Imagem criada por Jfeldman com Microsoft Bing 

José Feldman (A História de uma Cadela)

Olá, humanos! Meu nome é Laila, e sou uma cadela que tem muito a contar. Minha vida começou em uma manhã ensolarada, mas, como vocês sabem, nem sempre o sol brilha para todos. Eu nasci em uma caixa de papelão, em um canto esquecido de uma rua movimentada. Minha mãe, uma cadela corajosa, tentou me proteger, mas o mundo lá fora era difícil, e logo ela se foi nem sei porquê, deixando eu e meus irmãos sozinhos.

Os primeiros dias da minha vida foram cheios de barulhos estranhos e cheiros intensos. Havia pessoas passando, mas ninguém parecia notar a gente. Eu e meus irmãos nos aconchegávamos juntos, tentando manter o calor e a esperança. Mas, ao longo do tempo, um a um, eles foram desaparecendo. O medo e a solidão começaram a ser meus companheiros.

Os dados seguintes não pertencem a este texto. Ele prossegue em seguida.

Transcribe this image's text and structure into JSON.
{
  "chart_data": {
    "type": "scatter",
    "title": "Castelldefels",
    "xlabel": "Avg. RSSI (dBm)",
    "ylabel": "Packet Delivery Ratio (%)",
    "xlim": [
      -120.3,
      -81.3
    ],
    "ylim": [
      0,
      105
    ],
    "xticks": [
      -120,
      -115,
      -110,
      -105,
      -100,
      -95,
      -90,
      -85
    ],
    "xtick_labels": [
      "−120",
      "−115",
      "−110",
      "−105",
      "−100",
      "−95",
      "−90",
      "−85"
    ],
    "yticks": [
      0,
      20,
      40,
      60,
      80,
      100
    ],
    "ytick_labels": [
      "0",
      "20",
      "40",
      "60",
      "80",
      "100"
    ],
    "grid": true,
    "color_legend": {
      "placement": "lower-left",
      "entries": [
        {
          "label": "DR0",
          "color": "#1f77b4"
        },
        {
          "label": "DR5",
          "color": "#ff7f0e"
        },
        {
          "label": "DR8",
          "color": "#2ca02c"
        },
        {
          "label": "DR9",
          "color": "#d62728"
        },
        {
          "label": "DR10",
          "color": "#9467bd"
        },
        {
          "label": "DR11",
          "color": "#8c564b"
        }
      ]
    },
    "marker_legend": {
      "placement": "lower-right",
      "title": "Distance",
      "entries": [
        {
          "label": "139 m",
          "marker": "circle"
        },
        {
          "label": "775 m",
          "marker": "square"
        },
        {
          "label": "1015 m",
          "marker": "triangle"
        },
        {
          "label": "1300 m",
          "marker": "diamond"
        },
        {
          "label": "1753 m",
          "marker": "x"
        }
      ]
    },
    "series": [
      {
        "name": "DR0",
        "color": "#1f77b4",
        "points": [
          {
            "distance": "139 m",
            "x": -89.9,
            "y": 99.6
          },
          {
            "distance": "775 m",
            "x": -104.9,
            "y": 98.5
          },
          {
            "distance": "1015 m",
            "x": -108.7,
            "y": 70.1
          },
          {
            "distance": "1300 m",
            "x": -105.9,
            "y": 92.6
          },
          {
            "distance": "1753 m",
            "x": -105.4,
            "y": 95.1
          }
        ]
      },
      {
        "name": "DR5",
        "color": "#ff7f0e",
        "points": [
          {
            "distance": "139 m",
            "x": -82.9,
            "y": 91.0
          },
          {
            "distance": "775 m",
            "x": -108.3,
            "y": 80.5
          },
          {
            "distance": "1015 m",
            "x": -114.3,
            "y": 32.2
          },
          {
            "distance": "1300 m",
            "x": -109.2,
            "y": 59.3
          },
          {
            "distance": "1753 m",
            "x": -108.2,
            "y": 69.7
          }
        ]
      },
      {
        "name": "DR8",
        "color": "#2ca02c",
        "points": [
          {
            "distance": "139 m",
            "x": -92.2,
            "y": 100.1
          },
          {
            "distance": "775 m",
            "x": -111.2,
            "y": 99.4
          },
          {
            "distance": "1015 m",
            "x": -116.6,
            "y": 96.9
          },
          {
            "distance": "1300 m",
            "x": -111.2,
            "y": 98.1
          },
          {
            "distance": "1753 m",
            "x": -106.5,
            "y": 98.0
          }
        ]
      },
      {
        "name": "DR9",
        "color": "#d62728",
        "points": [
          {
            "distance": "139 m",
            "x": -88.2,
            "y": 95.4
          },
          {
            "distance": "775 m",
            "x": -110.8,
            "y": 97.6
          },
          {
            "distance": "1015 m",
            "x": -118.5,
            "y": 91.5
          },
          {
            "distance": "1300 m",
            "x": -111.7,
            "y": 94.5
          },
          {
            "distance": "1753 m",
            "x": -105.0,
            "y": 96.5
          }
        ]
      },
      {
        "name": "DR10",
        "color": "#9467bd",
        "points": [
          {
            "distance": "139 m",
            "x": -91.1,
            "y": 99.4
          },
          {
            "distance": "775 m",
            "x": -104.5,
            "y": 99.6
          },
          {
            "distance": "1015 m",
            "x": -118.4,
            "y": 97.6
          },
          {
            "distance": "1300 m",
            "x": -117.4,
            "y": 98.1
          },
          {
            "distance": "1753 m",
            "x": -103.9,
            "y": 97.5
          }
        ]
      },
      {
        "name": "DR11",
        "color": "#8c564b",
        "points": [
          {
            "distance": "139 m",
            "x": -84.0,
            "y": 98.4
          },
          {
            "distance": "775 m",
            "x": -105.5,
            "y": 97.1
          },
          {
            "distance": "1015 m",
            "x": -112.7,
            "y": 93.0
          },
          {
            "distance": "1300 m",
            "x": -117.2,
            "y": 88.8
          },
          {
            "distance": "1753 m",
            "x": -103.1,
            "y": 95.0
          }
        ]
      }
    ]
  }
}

Eu ainda me lembro do dia em que a caixa foi descoberta. Um grupo de crianças a abriu, e eu, com meu pequeno corpo trêmulo, tentei abanar o rabo. 

“Olha! Um filhote!” gritou uma delas. 

Mas logo as risadas se transformaram em gritos de desespero. As crianças começaram a chorar quando perceberam que não podíamos ficar. E assim, eu fui deixada para trás, sozinha novamente.

A vida na rua era dura. Eu procurava comida entre os restos dos lanches e tentava me esconder do frio à noite. Aprendi a evitar os humanos que passavam apressados, e a me manter distante dos carros que zuniam. A cada dia, eu me tornava mais cautelosa, mas a esperança de um lar nunca me abandonou. Sonhava com um lugar quentinho, onde pudesse dormir em paz.

Certa vez, enquanto procurava comida, conheci outros cães. Eles eram mais velhos e tinham histórias próprias. Um deles, um vira-lata chamado Rufus, me ensinou a caçar migalhas e a encontrar abrigo. 

“Você precisa ter cuidado”, dizia ele, com seu olhar sábio. “A vida na rua pode ser cruel, mas somos sobreviventes.”

Foi em um dia qualquer, em que o sol brilhava intensamente, que tudo mudou. Eu estava encolhida em um canto, quando um homem apareceu. Ele não parecia apressado como os outros. Ele tinha uma expressão gentil e um olhar que transmitia calma. Quando se aproximou, meu coração disparou. 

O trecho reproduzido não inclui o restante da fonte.